Quelques jours avant l’ouverture du Salon international de l’agriculture qui se tient en ce moment à Paris, la Commission européenne a publié sa vision pour l’agriculture et l’alimentation. Une feuille de route pour préparer l’avenir du secteur et pour répondre à la colère des agriculteurs qui s’exprime depuis un an dans de nombreux pays européens.
Bruxelles semble vouloir rompre avec sa précédente stratégie agricole issue du Pacte Vert de 2019, et baptisée « De la ferme à la fourchette », dont seulement 11 textes législatifs sur 27 ont été appliqués. La Commission européenne ne veut plus conditionner le versement des aides de la Politique agricole commune à des bonnes pratiques agricoles pour la planète, mais seulement inciter les agriculteurs à aller dans ce sens.
Pour l’eurodéputé belge (Renew) et éleveur bovin Benoît Cassart, interrogé dans l’émission Ici l’Europe sur France 24, LCP et Public Sénat, « la précédente stratégie « De la ferme à la fourchette » était centrée sur l’environnement mais ne prenait pas en considération ni la réalité de terrain, ni les objectifs d’autosuffisance alimentaire. Aujourd’hui avec cette nouvelle vision, on a l’espoir d’une politique agricole équilibrée qui remet l’agriculteur au centre du jeu. »
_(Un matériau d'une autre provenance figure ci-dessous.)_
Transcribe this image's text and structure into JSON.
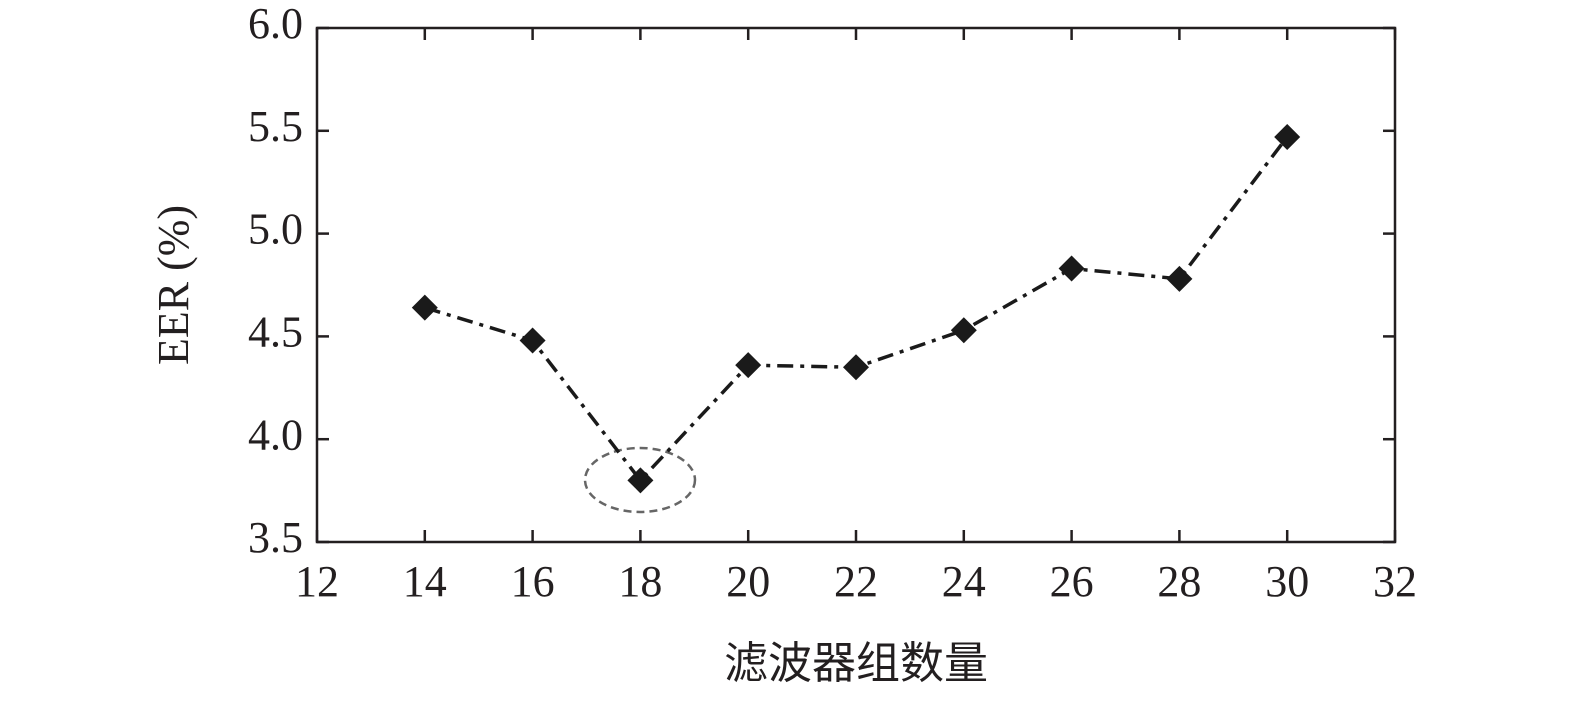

Du côté des Verts du Parlement européen, l’eurodéputée luxembourgeoise Tilly Metz note des points positifs dans cette stratégie agricole, comme « l’objectif très clair de ne pas vendre en dessous du coût de production des agriculteurs » mais relève des paradoxes : « le commissaire européen à l’Agriculture Christophe Hansen dit vouloir préserver la qualité de nos sols et de notre air, mais il n’exprime pas d’ambition pour développer l’agriculture biologique et il semble vouloir aller dans le sens d’une augmentation des exportations de bovins alors que l’élevage bovin est un fort émetteur de gaz à effet de serre. »
Ne plus interdire de pesticides sans alternatives viables
Autre paradoxe que dénonce l’élue écologiste, concernant les pesticides : « Le commissaire promet d’augmenter la part des pesticides biologiques face aux produits chimiques, mais en même temps, elle dit que certains pesticides ne seront pas interdits sans alternative viable pour les agriculteurs. » Une stratégie qui s’inscrit dans la droite ligne de la décision de la Commission européenne, il y a un an en pleine crise agricole, d’abandonner l’objectif de réduire de 50% le recours aux pesticides chimiques d’ici à 2030.
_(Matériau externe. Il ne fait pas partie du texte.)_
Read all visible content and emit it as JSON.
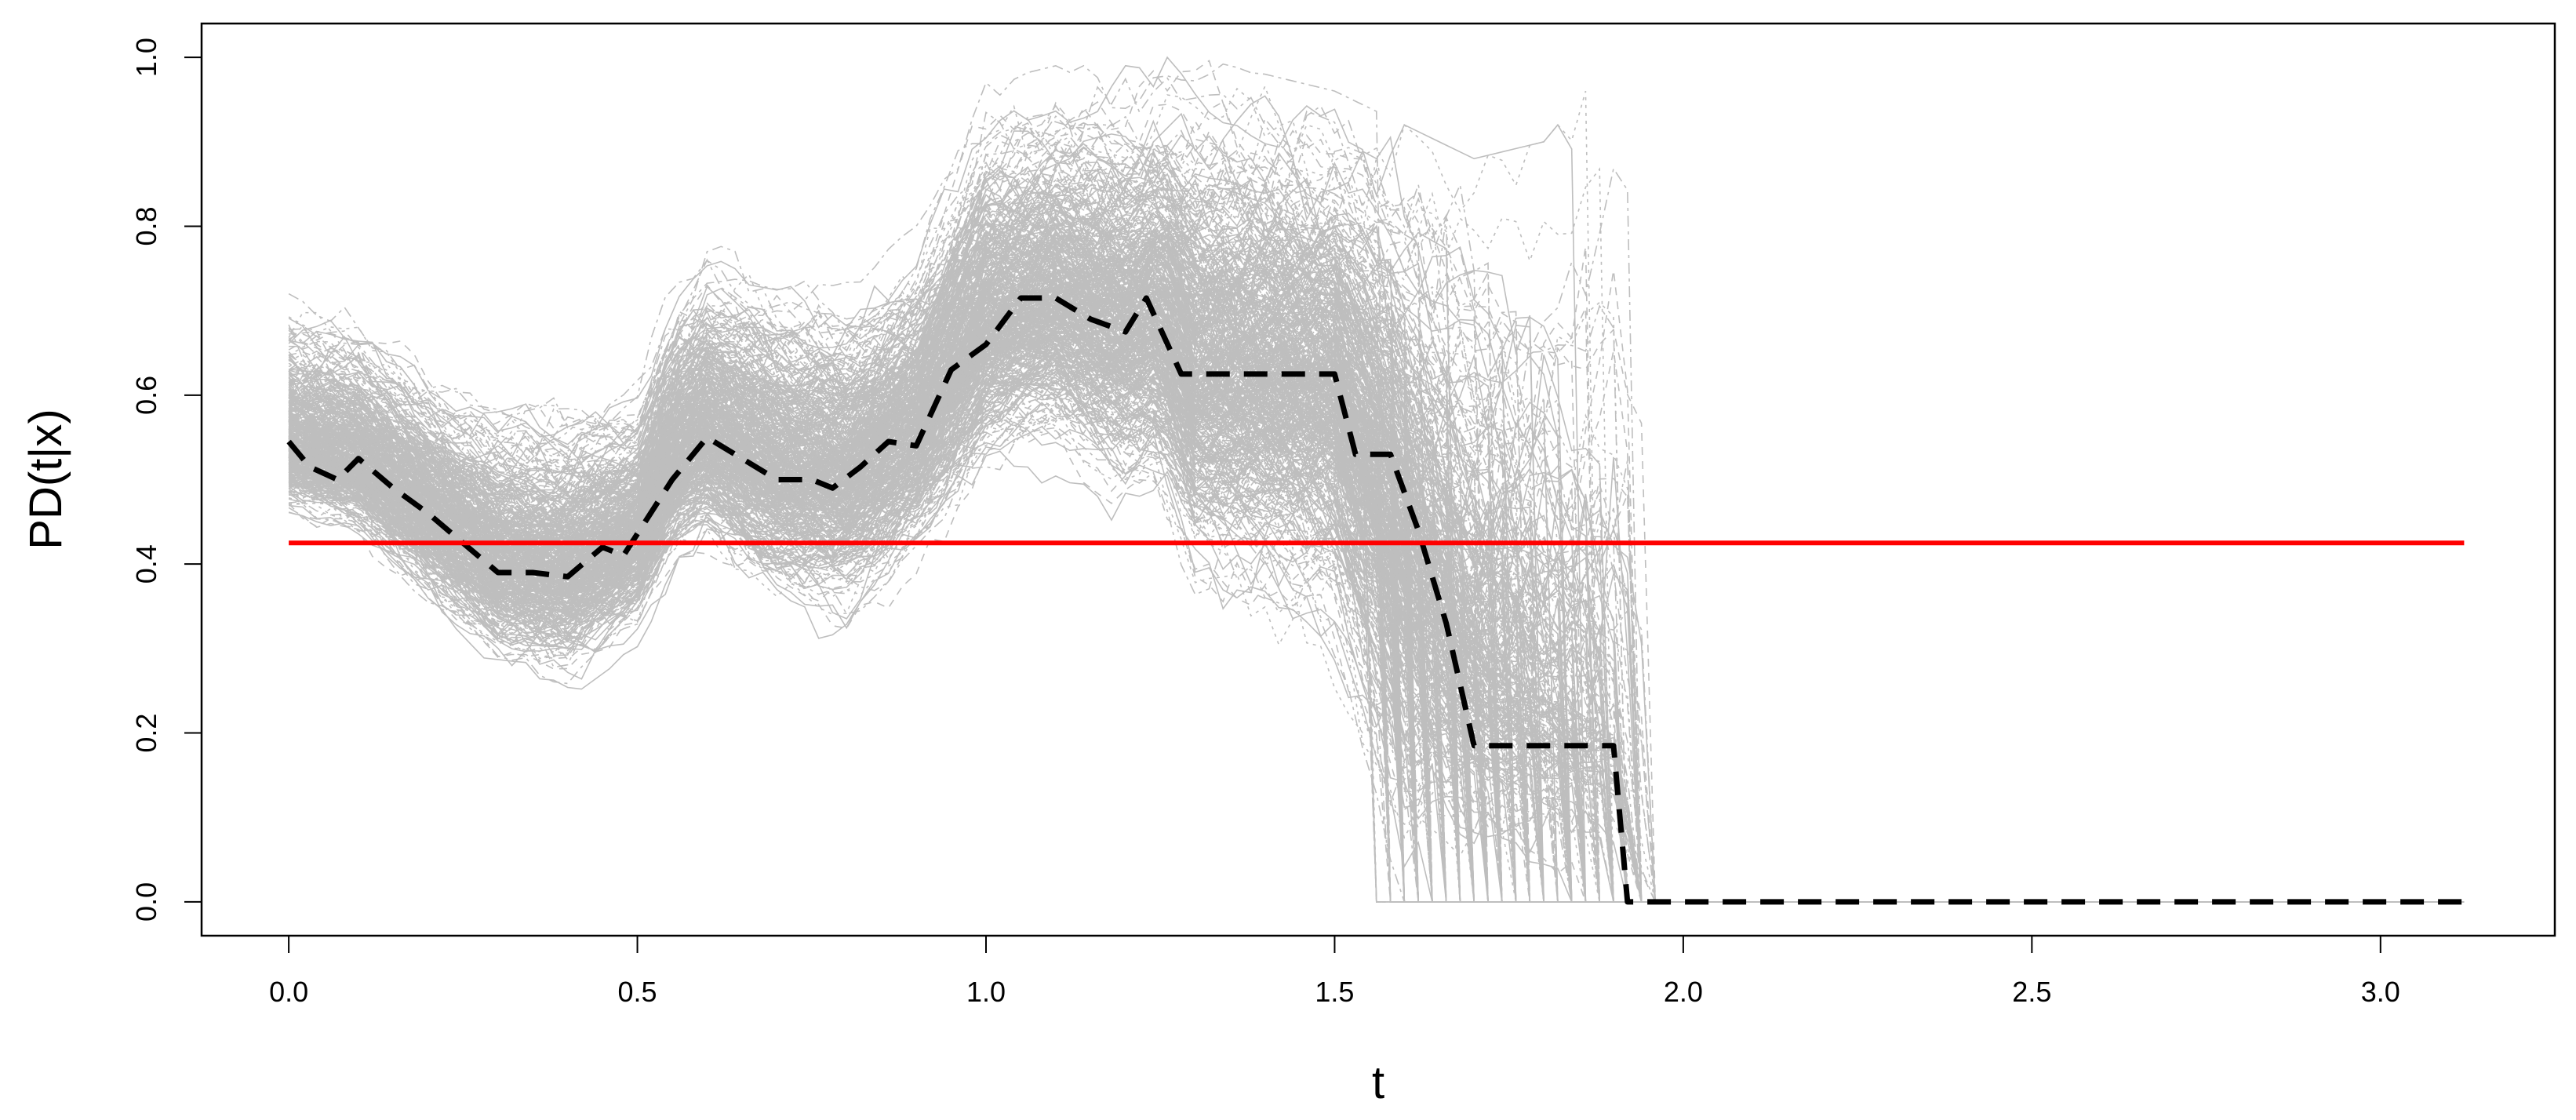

Benoît Cassart rappelle néanmoins que « le recours à ces produits a diminué de 25% en 10 ans » et que « des pesticides dangereux ont été éliminés du marché européen ».
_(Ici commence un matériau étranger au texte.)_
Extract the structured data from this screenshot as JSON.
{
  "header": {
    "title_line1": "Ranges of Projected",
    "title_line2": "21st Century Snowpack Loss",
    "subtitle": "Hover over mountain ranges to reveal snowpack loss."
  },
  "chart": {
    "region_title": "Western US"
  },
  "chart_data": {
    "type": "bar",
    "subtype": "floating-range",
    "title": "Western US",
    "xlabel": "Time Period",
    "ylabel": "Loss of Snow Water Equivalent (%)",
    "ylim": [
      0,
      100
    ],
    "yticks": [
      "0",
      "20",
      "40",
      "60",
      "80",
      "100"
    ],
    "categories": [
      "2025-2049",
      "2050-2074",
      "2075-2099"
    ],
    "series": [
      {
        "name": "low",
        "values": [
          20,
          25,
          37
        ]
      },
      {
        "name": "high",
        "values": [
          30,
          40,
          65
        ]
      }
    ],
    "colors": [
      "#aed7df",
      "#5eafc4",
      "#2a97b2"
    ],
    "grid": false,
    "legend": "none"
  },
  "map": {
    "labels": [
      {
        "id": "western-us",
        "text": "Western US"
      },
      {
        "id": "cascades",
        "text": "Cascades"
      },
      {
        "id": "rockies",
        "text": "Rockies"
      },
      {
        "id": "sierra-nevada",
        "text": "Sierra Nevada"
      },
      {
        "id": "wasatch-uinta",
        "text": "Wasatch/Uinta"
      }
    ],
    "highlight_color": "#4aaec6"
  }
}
Plutôt que de multiplier les interdictions pour les agriculteurs européens, la Commission a désormais l’objectif que ces substances interdites ne soient pas réintroduites par le biais de produits importés de pays hors de l’UE.
Rassurer les agriculteurs sur la concurrence déloyale malgré l’accord avec le Mercosur
Bruxelles entend mieux lutter contre la concurrence déloyale et pour la réciprocité des normes. Une priorité fixée alors que Bruxelles est très critiquée après qu’Ursula von der Leyen a signé fin 2024 le traité de libre-échange avec les pays du Mercosur (Brésil, Argentine, Paraguay, Uruguay et Bolivie), auquel la France s’oppose car elle estime que ce traité va fragiliser nos agriculteurs.
« Nous avons des normes de production qui protègent notre santé et on va faire rentrer une alimentation produite dans d’autres conditions. De plus, on sait très bien que de petites quantités de produits importés peuvent déséquilibrer complètement le marché », s’inquiète Benoît Cassart. « Cet accord est néfaste pour les agriculteurs mais aussi pour l’environnement car on va ainsi contribuer à la déforestation (en Amérique du sud) », ajoute Tilly Metz.
Malgré la signature de la Commission européenne, ce traité de libre-échange avec le Mercosur devra au moins être adopté par le Parlement européen pour être ratifié.